Taiwan seizes imported U.S. beef shipment for excess ractopamine
Taipei, June 8 (CNA) A shipment of beef imported from the United States was recently seized at Taiwan's border after it was found to contain excess levels of the controversial feed additive ractopamine, the Food and Drug Administration (FDA) said Tuesday.
The shipment of 1,179.8 kilograms of boneless beef from National Beef Packing Co. in the U.S. was tested on May 14 and found to contain ractopamine residues at a concentration of 0.02 parts per million, higher than the maximum permissible level of 0.01 ppm, the FDA said.
According to the FDA, confiscated beef is either returned to its country of origin or destroyed.
The shipment of U.S. beef was the first in nearly three years the FDA has found to contain excessive ractopamine levels, and will result in the importer, New Taipei-based Yu-Ho Food, being flagged for more frequent inspections, said FDA division chief Chen Ching-yu (陳慶裕).
Although Taiwan has allowed imports of U.S. beef containing trace amounts of ractopamine since 2012, the leanness enhancing drug remains controversial, and its use is still prohibited among local farmers.
Taiwan also opened its market to U.S. pork containing limited levels of ractopamine on Jan. 1, a move the government believes will facilitate closer ties with the U.S., but which critics say creates health risks for Taiwanese consumers.
Meanwhile, the FDA said that fresh avocados imported from the U.S. by Costco Taiwan were recently seized for the sixth time in under half a year because of higher than permitted levels of the heavy metal cadmium.
The shipment of 2,970 kg of Index Fresh avocadoes from California was found during testing on May 15 to contain 0.07 mg/kg of cadmium, higher than the maximum permissible level of 0.05 mg/kg, according to the FDA.
Due to the repeated violations, the FDA has been carrying out batch-by-batch inspections of avocadoes imported by Costco since May, and required the company to devise a plan to resolve the issue, which it submitted last week, Chen said.
In the report, the company said the cadmium residues found in the avocadoes might be related to external environmental factors in the region in which they are grown, Chen said.
In response, the FDA ordered the company to improve its supplier management procedures, and warned that it could ban the retailer from importing American avocadoes if the violations continue, Chen said.
The imported beef and avocadoes were two of 17 products included in the FDA's weekly report on imported shipments confiscated for food safety violations.

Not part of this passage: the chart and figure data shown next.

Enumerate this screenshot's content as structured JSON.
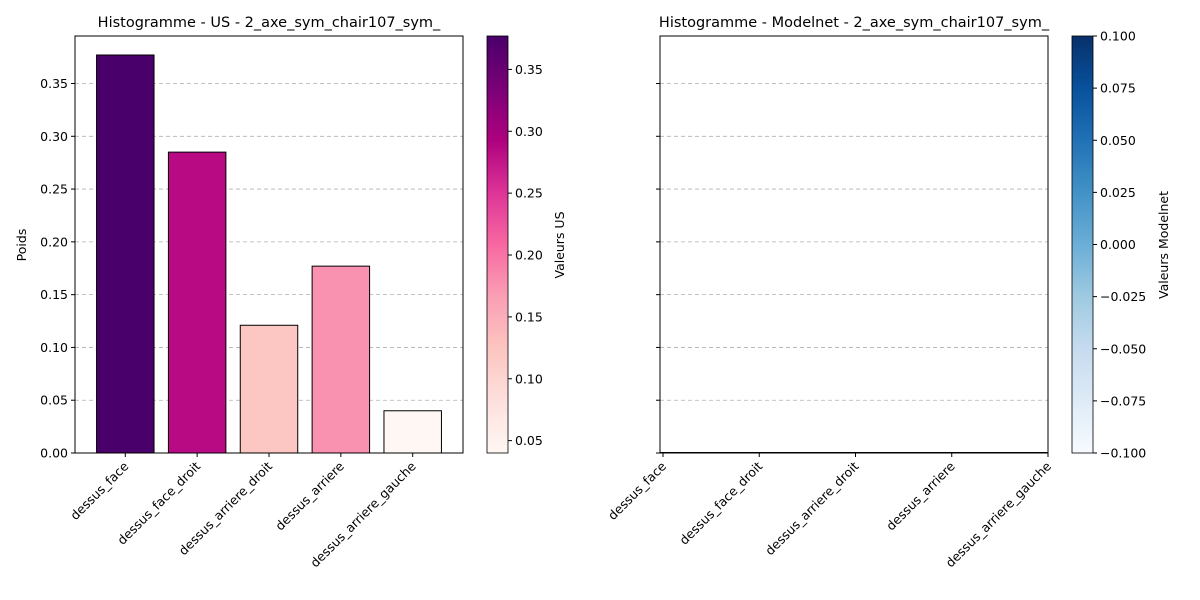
{
  "chart_data": [
    {
      "type": "bar",
      "title": "Histogramme - US - 2_axe_sym_chair107_sym_",
      "categories": [
        "dessus_face",
        "dessus_face_droit",
        "dessus_arriere_droit",
        "dessus_arriere",
        "dessus_arriere_gauche"
      ],
      "values": [
        0.377,
        0.285,
        0.121,
        0.177,
        0.04
      ],
      "xlabel": "",
      "ylabel": "Poids",
      "ylim": [
        0,
        0.395
      ],
      "yticks": [
        "0.00",
        "0.05",
        "0.10",
        "0.15",
        "0.20",
        "0.25",
        "0.30",
        "0.35"
      ],
      "grid": "y-dashed",
      "colormap": "RdPu",
      "colorbar": {
        "label": "Valeurs US",
        "range": [
          0.04,
          0.377
        ],
        "ticks": [
          "0.05",
          "0.10",
          "0.15",
          "0.20",
          "0.25",
          "0.30",
          "0.35"
        ],
        "colors": [
          "#fff7f3",
          "#fde0dd",
          "#fcc5c0",
          "#fa9fb5",
          "#f768a1",
          "#dd3497",
          "#ae017e",
          "#7a0177",
          "#49006a"
        ]
      }
    },
    {
      "type": "bar",
      "title": "Histogramme - Modelnet - 2_axe_sym_chair107_sym_",
      "categories": [
        "dessus_face",
        "dessus_face_droit",
        "dessus_arriere_droit",
        "dessus_arriere",
        "dessus_arriere_gauche"
      ],
      "values": [
        0,
        0,
        0,
        0,
        0
      ],
      "xlabel": "",
      "ylabel": "",
      "ylim": [
        0,
        0.395
      ],
      "grid": "y-dashed",
      "colormap": "Blues",
      "colorbar": {
        "label": "Valeurs Modelnet",
        "range": [
          -0.1,
          0.1
        ],
        "ticks": [
          "−0.100",
          "−0.075",
          "−0.050",
          "−0.025",
          "0.000",
          "0.025",
          "0.050",
          "0.075",
          "0.100"
        ],
        "colors": [
          "#f7fbff",
          "#deebf7",
          "#c6dbef",
          "#9ecae1",
          "#6baed6",
          "#4292c6",
          "#2171b5",
          "#08519c",
          "#08306b"
        ]
      }
    }
  ]
}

Other products seized included a 37,902 kg shipment of black sesame seeds from India, 1,152 kg of blueberries from the U.S., and 150 kg of strawberries from Japan, all for excessive levels of various pesticides, according to the FDA.
According to Taiwan's Regulations of Inspection of Imported Foods and Related Products, border authorities are required to conduct random inspections on 2-10 percent of food shipments arriving in the country.
Products which fail inspection are placed under "reinforced" guidelines, which require the inspection rate to be increased to 20-50 percent.